The relationship between the Arg389Gly polymorphism and the higher BMI observed in our study can be explained by the role of the β1 adrenergic receptor in energy homeostasis. Ryden et al., contrary to the observed results, assessed the relationship between polymorphism and obesity, while failing to demonstrate the higher prevalence of polymorphism in obese patients in their study [20]. However, since the association of BMI and Arg389SNP is speculative, it’s possible that our results were incidental. More studies are necessary to confirm this association.

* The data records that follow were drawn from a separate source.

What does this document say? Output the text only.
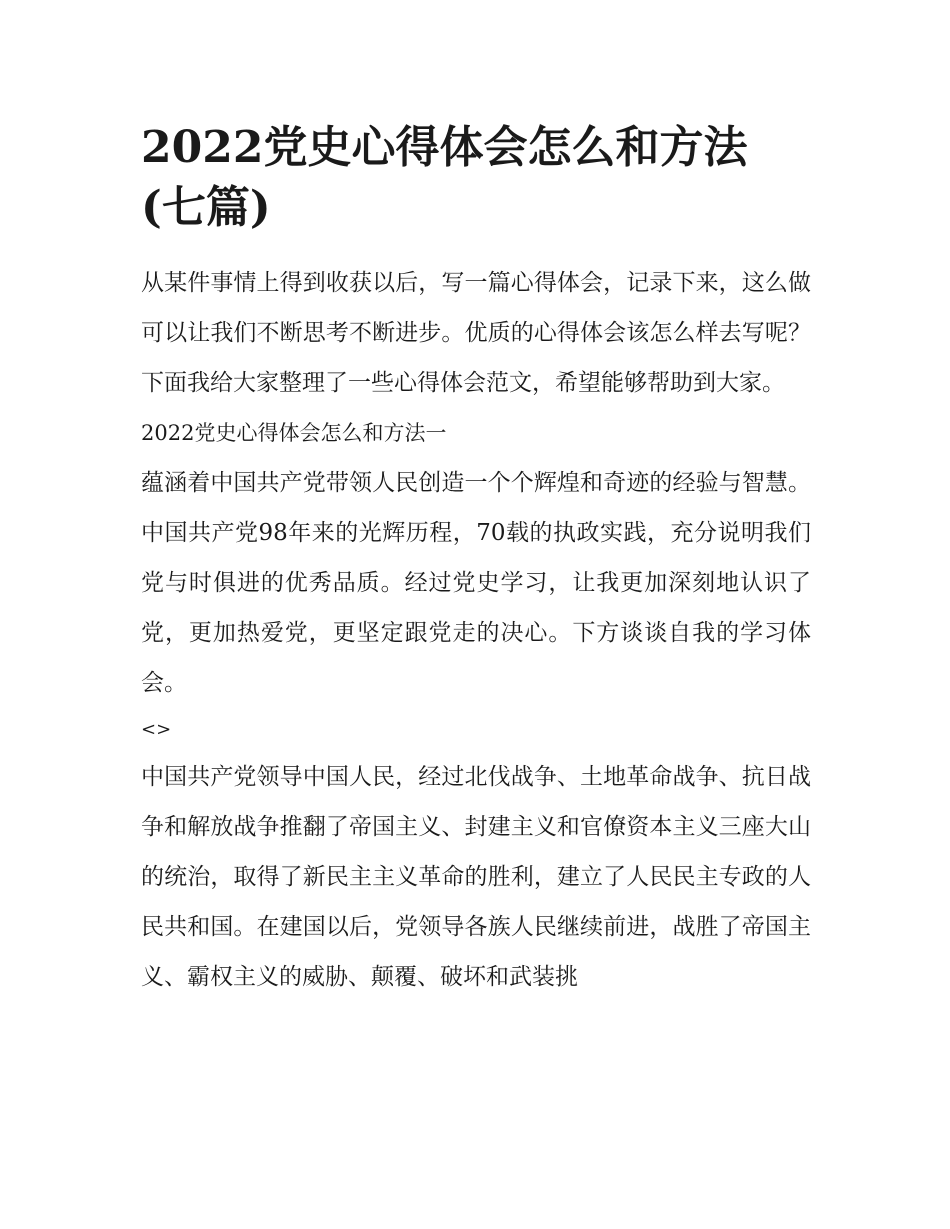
2022党史心得体会怎么和方法(七篇)

从某件事情上得到收获以后，写一篇心得体会，记录下来，这么做可以让我们不断思考不断进步。优质的心得体会该怎么样去写呢？下面我给大家整理了一些心得体会范文，希望能够帮助到大家。

2022党史心得体会怎么和方法一

蕴涵着中国共产党带领人民创造一个个辉煌和奇迹的经验与智慧。中国共产党98年来的光辉历程，70载的执政实践，充分说明我们党与时俱进的优秀品质。经过党史学习，让我更加深刻地认识了党，更加热爱党，更坚定跟党走的决心。下方谈谈自我的学习体会。

<>

中国共产党领导中国人民，经过北伐战争、土地革命战争、抗日战争和解放战争推翻了帝国主义、封建主义和官僚资本主义三座大山的统治，取得了新民主主义革命的胜利，建立了人民民主专政的人民共和国。在建国以后，党领导各族人民继续前进，战胜了帝国主义、霸权主义的威胁、颠覆、破坏和武装挑
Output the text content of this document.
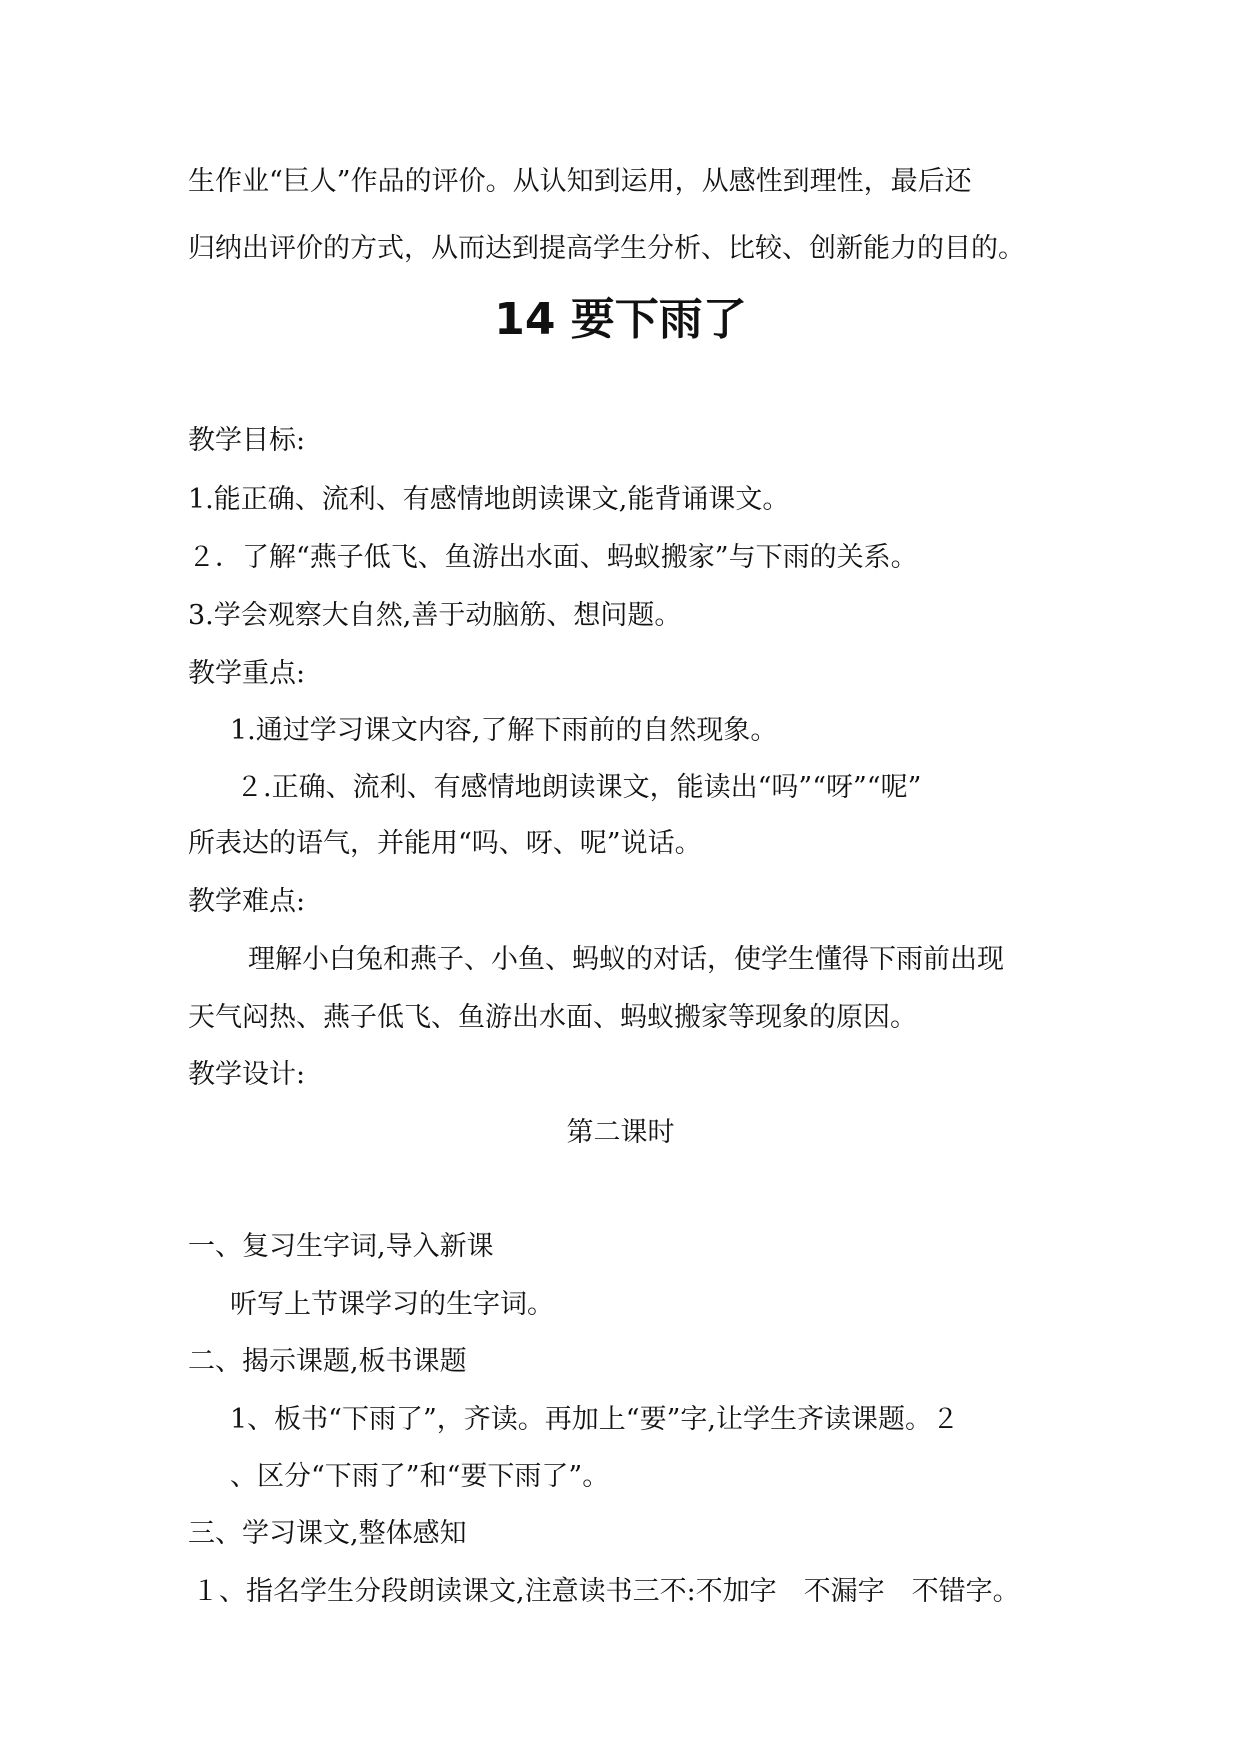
生作业“巨人”作品的评价。从认知到运用，从感性到理性，最后还
归纳出评价的方式，从而达到提高学生分析、比较、创新能力的目的。
14 要下雨了
教学目标:
1.能正确、流利、有感情地朗读课文,能背诵课文。
２．了解“燕子低飞、鱼游出水面、蚂蚁搬家”与下雨的关系。
3.学会观察大自然,善于动脑筋、想问题。
教学重点:
1.通过学习课文内容,了解下雨前的自然现象。
２.正确、流利、有感情地朗读课文，能读出“吗”“呀”“呢”
所表达的语气，并能用“吗、呀、呢”说话。
教学难点:
理解小白兔和燕子、小鱼、蚂蚁的对话，使学生懂得下雨前出现
天气闷热、燕子低飞、鱼游出水面、蚂蚁搬家等现象的原因。
教学设计:
第二课时
一、复习生字词,导入新课
听写上节课学习的生字词。
二、揭示课题,板书课题
1、板书“下雨了”，齐读。再加上“要”字,让学生齐读课题。２
、区分“下雨了”和“要下雨了”。
三、学习课文,整体感知
１、指名学生分段朗读课文,注意读书三不:不加字　不漏字　不错字。
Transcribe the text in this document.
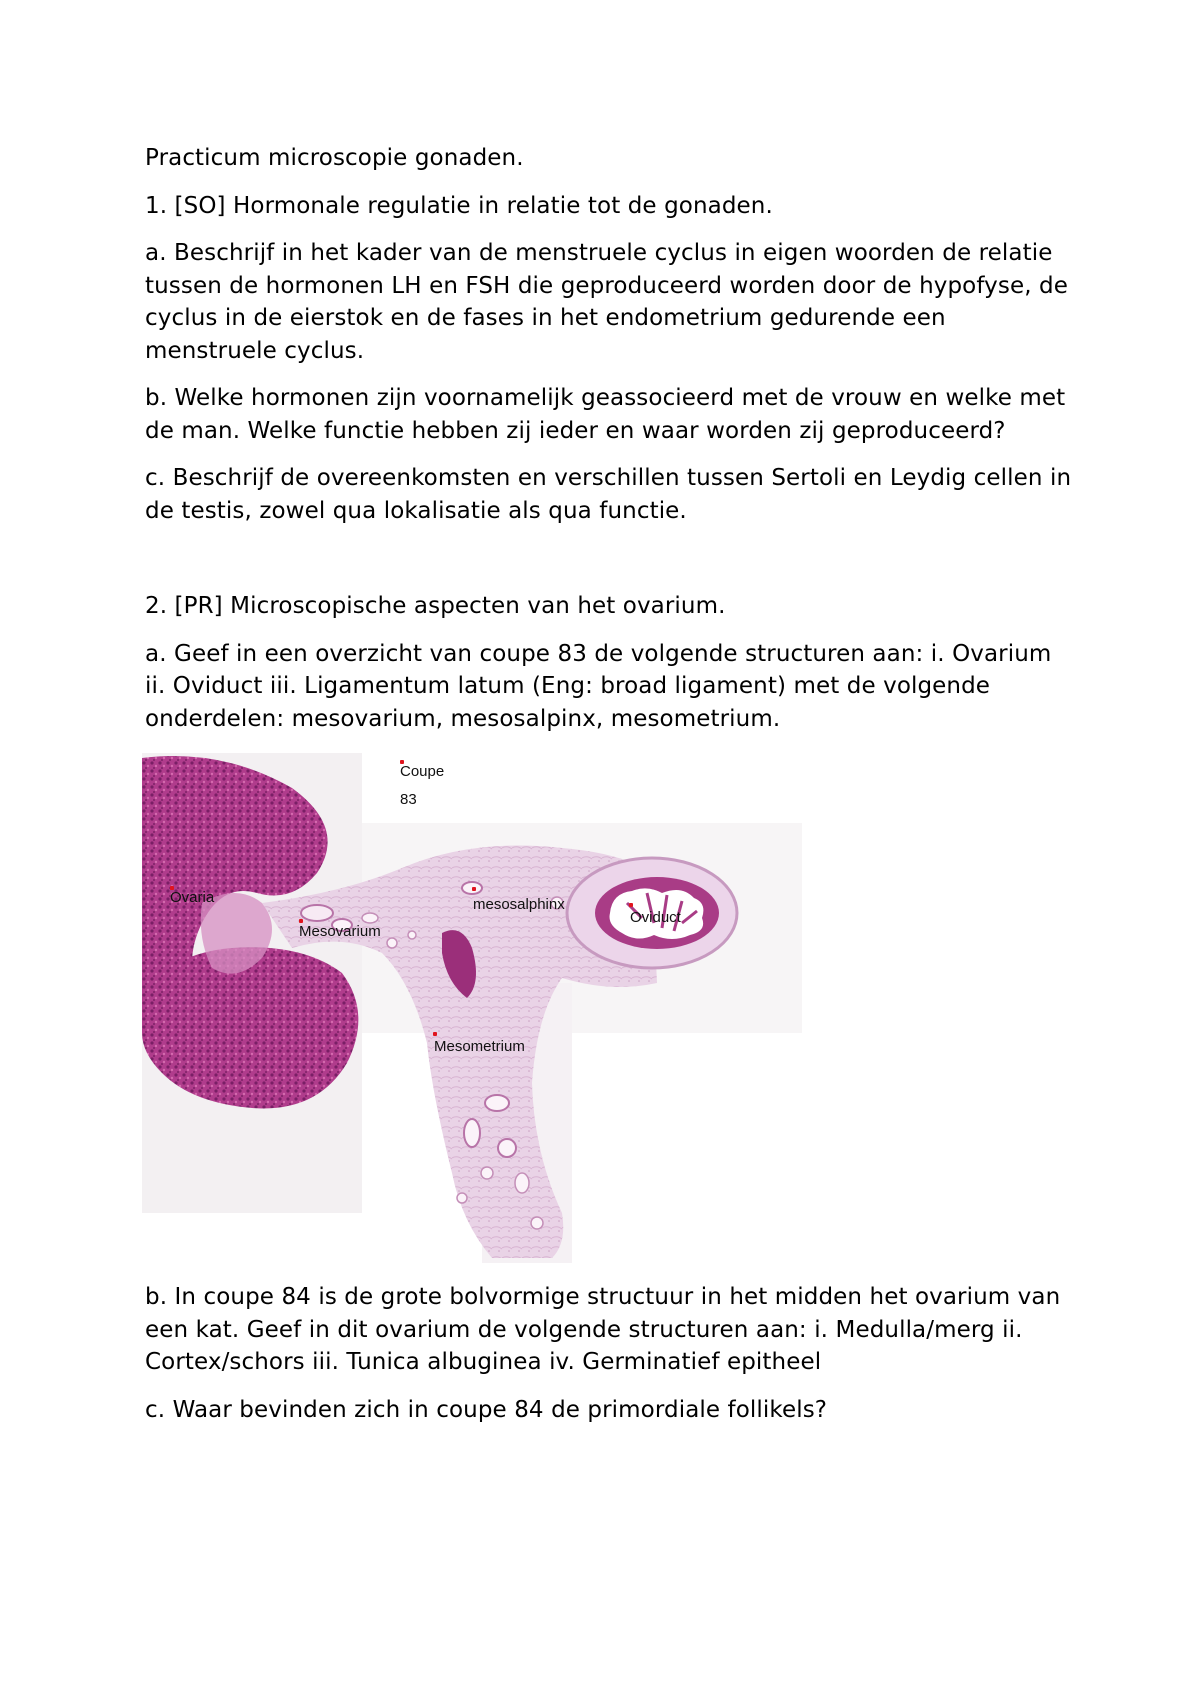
Practicum microscopie gonaden.

1. [SO] Hormonale regulatie in relatie tot de gonaden.

a. Beschrijf in het kader van de menstruele cyclus in eigen woorden de relatie tussen de hormonen LH en FSH die geproduceerd worden door de hypofyse, de cyclus in de eierstok en de fases in het endometrium gedurende een menstruele cyclus.

b. Welke hormonen zijn voornamelijk geassocieerd met de vrouw en welke met de man. Welke functie hebben zij ieder en waar worden zij geproduceerd?

c. Beschrijf de overeenkomsten en verschillen tussen Sertoli en Leydig cellen in de testis, zowel qua lokalisatie als qua functie.

2. [PR] Microscopische aspecten van het ovarium.

a. Geef in een overzicht van coupe 83 de volgende structuren aan: i. Ovarium ii. Oviduct iii. Ligamentum latum (Eng: broad ligament) met de volgende onderdelen: mesovarium, mesosalpinx, mesometrium.

Coupe
83
Ovaria
Mesovarium
mesosalphinx
Oviduct
Mesometrium

b. In coupe 84 is de grote bolvormige structuur in het midden het ovarium van een kat. Geef in dit ovarium de volgende structuren aan: i. Medulla/merg ii. Cortex/schors iii. Tunica albuginea iv. Germinatief epitheel

c. Waar bevinden zich in coupe 84 de primordiale follikels?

Certain results of the present study may have been influenced by the reduced sample size, which was less than the ideal number for a thorough genetic assessment, which even limited the assessment of the haplotypes. Other limitations of the study that may have influenced the results were the fact that it was conducted at a single center, in a geographically specific area and due to it being a cross-sectional study, it does not allow for the establishment of the cause and effect among the variables.

Conclusion

Our data enrich the knowledge on the association between patients with nodal reentry tachycardia and β1-adrenergic receptor genotypes. We observed that patients with the Gly389 allele had greater difficulty in triggering nodal reentry tachycardia, lower resting heart rate, longer Wenckebach period, and had a higher BMI. Although the association does not prove causality, biological plausibility exists in the findings presented.

Clinical competencies

The current work identifies the prevalence of Gly389Arg polymorphisms among patients with evidence of double nodal pathway and to correlate the electrophysiological properties with the different genotypes of the respective polymorphisms. Findings suggest that the presence of genetic polymorphisms, when assessed jointly, in patients with nodal reentry tachycardia may contribute to identifying patients with a higher propensity to trigger this type of arrhythmia. The genetic analysis and potential recognition of Arg389 allele carriers in patients with AVNRT could potentially identify those individuals with more susceptibility of arrhythmia induction and more able to answer to beta-blockers, thus providing useful information for the follow-up and clinical management.

Translational outlook

The results of this study should be seen as exploratory and should be used to generate additional hypotheses where additional studies involving other polymorphism risks may add information to genetic parameters and more clearly define the role of genetic polymorphisms in patients with tachyarrhythmia.

Informed consent

Informed consent was obtained from all individual participants included in the study.

Funding sources

This research did not receive any specific grant from funding agencies in the public, commercial, or not-for-profit sectors.

Author contributions

D.J.B. and G.G.L. participated in the study design. D.J.B. and G.G.L. performed the statistical analyses. All authors contributed to the interpretation of results, drafted the manuscript and approved the final manuscript.

Declaration of competing interest

The authors report no conflicts of interest.